Google has announced plans to introduce an earthquake alert system to Android devices globally.
The system will rely on the accelerometers that are built into all smartphones to detect signals for earthquakes.
If the phone detects an earthquake, it will send a signal to Google's earthquake detection server, along with a course location of where the tremor occurred. The server will then combine the information it has received from multiple Android phones to figure out if an earthquake is happening.
Eventually, if an earthquake is detected, the system will automatically send warning alerts to Android devices so people can find cover or safer ground.
"Installing a ground network of seismometers, as California has done, may not be feasible in all impacted areas around the world. So we're using the reach of Android's platform to help detect earthquakes … this means your Android phone can be a mini seismometer, joining millions of other Android phones out there to form the world's largest earthquake detection network," Android principal software engineer Marc Stogaitis wrote in a blog post.

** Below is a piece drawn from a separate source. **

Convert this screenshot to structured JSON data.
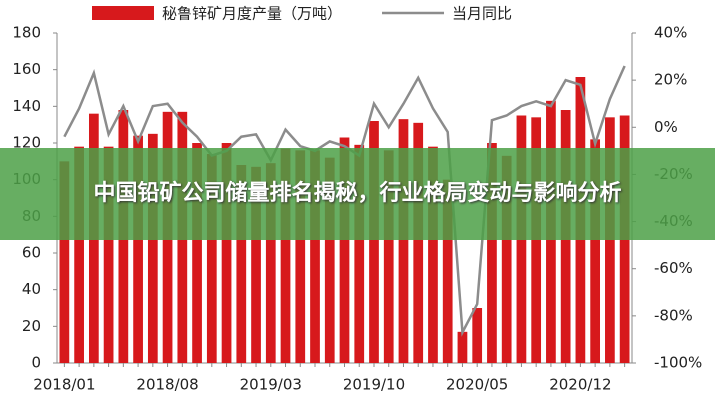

As first steps, Google is partnering with the United States Geological Survey (USGS) and California Governor's Office of Emergency Services (Cal OES) to bring earthquake alerts to Android users in California.
The alerts will be generated by the state's existing ShakeAlert system, which uses signals from more than 700 seismometers installed across the state by USGS, Cal OES, University of California Berkeley, and the California Institute of Technology, to detect earthquakes.
See also: Open-source earthquake alert system aims to revolutionize seismic monitoring (TechRepublic)
Alongside this, Google plans to share data about areas impacted by earthquakes on Google Search.
"When you look up 'earthquake' or 'earthquake near me', you'll find relevant results for your area, along with helpful resources on what to do after an earthquake," Stogaitis said.
Over the coming years, Google said there are plans to roll out the earthquake alert system to other parts of the US and other countries.
Last month, Korean telco SK Telecom announced plans to build an earthquake detection system that entails installing around 8,000 sensors nationwide onto its base stations to allow earthquake data to be shared with authorities more quickly.
The South Korean telco is working alongside the Korea Meteorological Administration (KMA), the country's weather service, and Kyungpook National University to develop the system, the company said. The system is scheduled to be completed by 2021.